Bioinformatics Analysis and Candidate Gene Selection

For RNA-seq data (GSE174552) obtained from the pilot cohort [18], we used the HisBiM and therapy-biomarker pathway approach to identify transcriptomic signatures (Figure 2). A fold change of ≥1.5 and P < .05 (t test) were set to identify 1243 differentially expressed genes (DEGs) before and after 3HP treatment (Figure 1). To investigate the composition of cell types of each sample, we used CIBERSORT to analyze the signatures of the DEGs [19].

Figure 2.

Gene expression signature and therapy–biomarker pathway for predicting SDR in participants with latent tuberculosis infection before treatment with 3HP. A, Heat map and hierarchical clustering of gene expression (left) and pathway (right) for 19 potential biomarkers in S_A, S_B, N_A, and N_B samples. Of the 19 genes, 4 are significantly upregulated after 3HP treatment (dark green), whereas the other 15 genes are not (light green). Among these genes, the 6 selected potential biomarkers are marked in red. B, Therapy–biomarker pathways for illustrating potential genes associated with SDR development under 3HP treatment. For better visualization, the 19 potential biomarkers are underlined with the 6 selected genes marked in red. C, Bar chart for the expression of ATP5PF, GABARAPL2, ATP6V0E1, PIGX, SPCS1, and DDT in 3 SDR (red) and 2 non-SDR (blue) samples collected before 3HP treatment. The expression levels were validated through reverse-transcription quantitative polymerase chain reaction. Abbreviations: 3HP, weekly rifapentine plus isoniazid for 12 doses; MHC, major histocompatibility complex; N_A, samples from the non-SDR group after 3HP treatment; N_B, samples from the non-SDR group before 3HP treatment; NAD, nicotinamide adenine dinucleotide; SDR, systemic drug reaction; S_A, samples from the SDR group after 3HP treatment; S_B, samples from the SDR group before 3HP treatment.

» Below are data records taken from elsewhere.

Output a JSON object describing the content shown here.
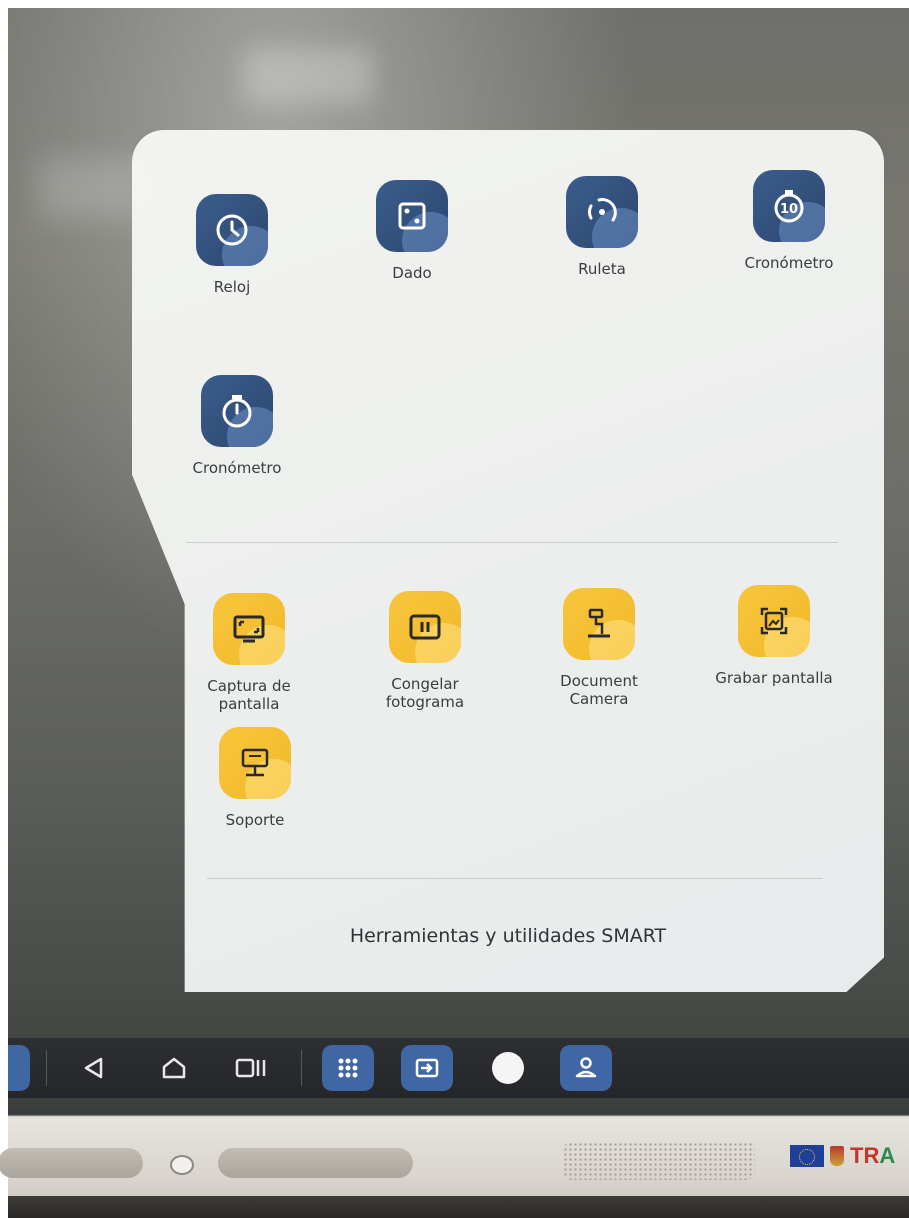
{
  "smart_tools": {
    "footer_title": "Herramientas y utilidades SMART",
    "widgets": [
      {
        "label": "Reloj",
        "icon": "clock-icon"
      },
      {
        "label": "Dado",
        "icon": "dice-icon"
      },
      {
        "label": "Ruleta",
        "icon": "spinner-wheel-icon"
      },
      {
        "label": "Cronómetro",
        "icon": "timer-10-icon"
      },
      {
        "label": "Cronómetro",
        "icon": "stopwatch-icon"
      }
    ],
    "utilities": [
      {
        "label_line1": "Captura de",
        "label_line2": "pantalla",
        "icon": "screen-capture-icon"
      },
      {
        "label_line1": "Congelar",
        "label_line2": "fotograma",
        "icon": "freeze-frame-icon"
      },
      {
        "label_line1": "Document",
        "label_line2": "Camera",
        "icon": "document-camera-icon"
      },
      {
        "label_line1": "Grabar pantalla",
        "label_line2": "",
        "icon": "screen-record-icon"
      },
      {
        "label_line1": "Soporte",
        "label_line2": "",
        "icon": "support-icon"
      }
    ]
  },
  "navbar": {
    "items": [
      "back-icon",
      "home-icon",
      "recents-icon",
      "apps-grid-icon",
      "input-source-icon",
      "assistant-dot-icon",
      "user-icon"
    ]
  },
  "colors": {
    "widget_icon_bg": "#3b5d8c",
    "utility_icon_bg": "#f2b92a",
    "nav_pill": "#3f67a3"
  }
}
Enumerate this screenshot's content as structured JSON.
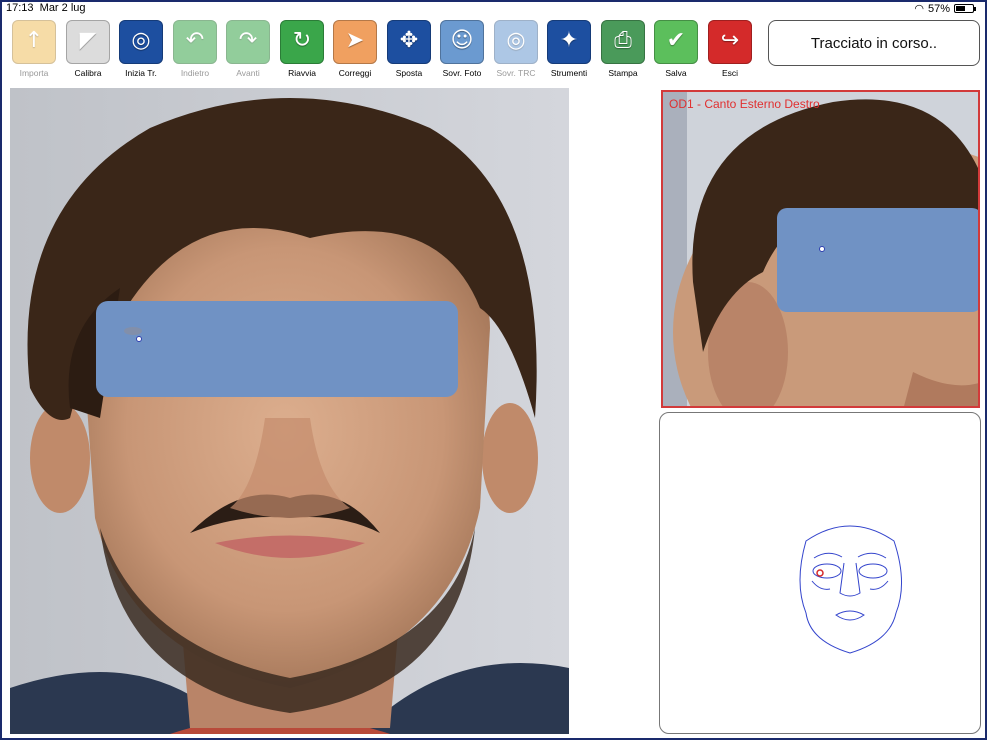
{
  "status": {
    "time": "17:13",
    "date": "Mar 2 lug",
    "battery": "57%",
    "battery_level": 0.57
  },
  "toolbar": {
    "items": [
      {
        "label": "Importa",
        "icon": "import-folder-icon",
        "enabled": false,
        "color": "#f0c060"
      },
      {
        "label": "Calibra",
        "icon": "calibrate-ruler-icon",
        "enabled": true,
        "color": "#dcdcdc"
      },
      {
        "label": "Inizia Tr.",
        "icon": "start-tracing-icon",
        "enabled": true,
        "color": "#1d4fa0"
      },
      {
        "label": "Indietro",
        "icon": "undo-arrow-icon",
        "enabled": false,
        "color": "#3aa64a"
      },
      {
        "label": "Avanti",
        "icon": "redo-arrow-icon",
        "enabled": false,
        "color": "#3aa64a"
      },
      {
        "label": "Riavvia",
        "icon": "restart-icon",
        "enabled": true,
        "color": "#3aa64a"
      },
      {
        "label": "Correggi",
        "icon": "correct-point-icon",
        "enabled": true,
        "color": "#f0a060"
      },
      {
        "label": "Sposta",
        "icon": "move-arrows-icon",
        "enabled": true,
        "color": "#1d4fa0"
      },
      {
        "label": "Sovr. Foto",
        "icon": "overlay-photo-icon",
        "enabled": true,
        "color": "#6b9ad0"
      },
      {
        "label": "Sovr. TRC",
        "icon": "overlay-tracing-icon",
        "enabled": false,
        "color": "#6b9ad0"
      },
      {
        "label": "Strumenti",
        "icon": "magic-wand-icon",
        "enabled": true,
        "color": "#1d4fa0"
      },
      {
        "label": "Stampa",
        "icon": "printer-icon",
        "enabled": true,
        "color": "#4a9a5a"
      },
      {
        "label": "Salva",
        "icon": "save-check-icon",
        "enabled": true,
        "color": "#5cbf5c"
      },
      {
        "label": "Esci",
        "icon": "exit-door-icon",
        "enabled": true,
        "color": "#d42a2a"
      }
    ]
  },
  "status_button": {
    "label": "Tracciato in corso.."
  },
  "zoom_panel": {
    "title": "OD1 - Canto Esterno Destro"
  },
  "colors": {
    "frame": "#1a2a6c",
    "eye_mask": "#7092c4",
    "zoom_border": "#d23a3a",
    "schema_lines": "#3344cc",
    "marker": "#d42a2a"
  }
}
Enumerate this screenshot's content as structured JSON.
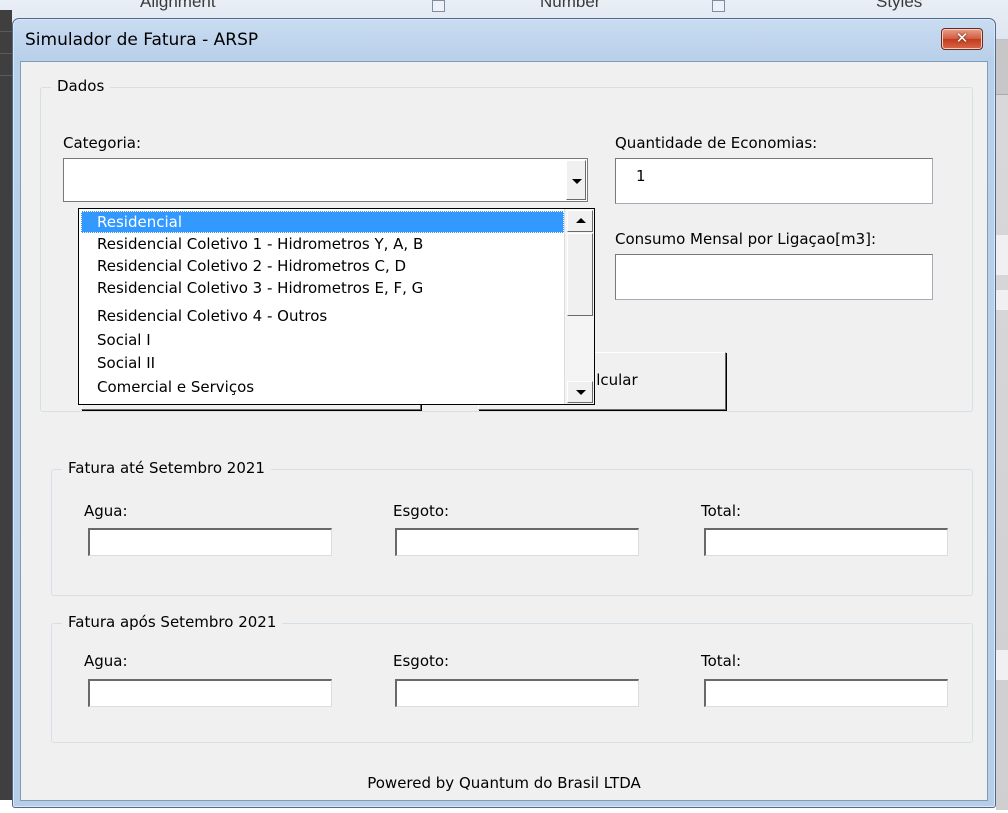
{
  "background": {
    "ribbon_groups": [
      "Alignment",
      "Number",
      "Styles"
    ]
  },
  "window": {
    "title": "Simulador de Fatura - ARSP",
    "close_glyph": "✕"
  },
  "dados": {
    "legend": "Dados",
    "categoria_label": "Categoria:",
    "categoria_value": "",
    "economias_label": "Quantidade de Economias:",
    "economias_value": "1",
    "consumo_label": "Consumo Mensal por Ligaçao[m3]:",
    "consumo_value": "",
    "calcular_label": "Calcular",
    "calcular_visible_text": "alcular"
  },
  "dropdown": {
    "items": [
      "Residencial",
      "Residencial Coletivo 1 - Hidrometros Y, A, B",
      "Residencial Coletivo 2 - Hidrometros C, D",
      "Residencial Coletivo 3 - Hidrometros E, F, G",
      "Residencial Coletivo 4 - Outros",
      "Social I",
      "Social II",
      "Comercial e Serviços"
    ],
    "selected_index": 0
  },
  "fatura_ate": {
    "legend": "Fatura até Setembro 2021",
    "agua_label": "Agua:",
    "esgoto_label": "Esgoto:",
    "total_label": "Total:"
  },
  "fatura_apos": {
    "legend": "Fatura após Setembro 2021",
    "agua_label": "Agua:",
    "esgoto_label": "Esgoto:",
    "total_label": "Total:"
  },
  "footer": {
    "text": "Powered by Quantum do Brasil LTDA"
  },
  "colors": {
    "selection": "#3399ff",
    "dialog_face": "#f0f0f0",
    "title_bar": "#b9d0ea",
    "close_button": "#cf5a3c"
  }
}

To infer potential biomarkers, we first analyzed enrichment pathways using hypergeometric distribution of these 1243 DEGs. Then, we proposed an integrated gene score (S_IG) to calculate the importance of each DEG (Supplementary Methods). Third, these DEGs were clustered into 60 groups based on BS by using hierarchical clustering analysis (Supplementary Methods) [20]. We then identified 19 potential biomarkers by integrating BS and S_IG scores and applied RT-qPCR for further validation (Figure 2A). Finally, 6 genes were determined using the therapy–biomarker pathway approach and domain knowledge (Figure 2B).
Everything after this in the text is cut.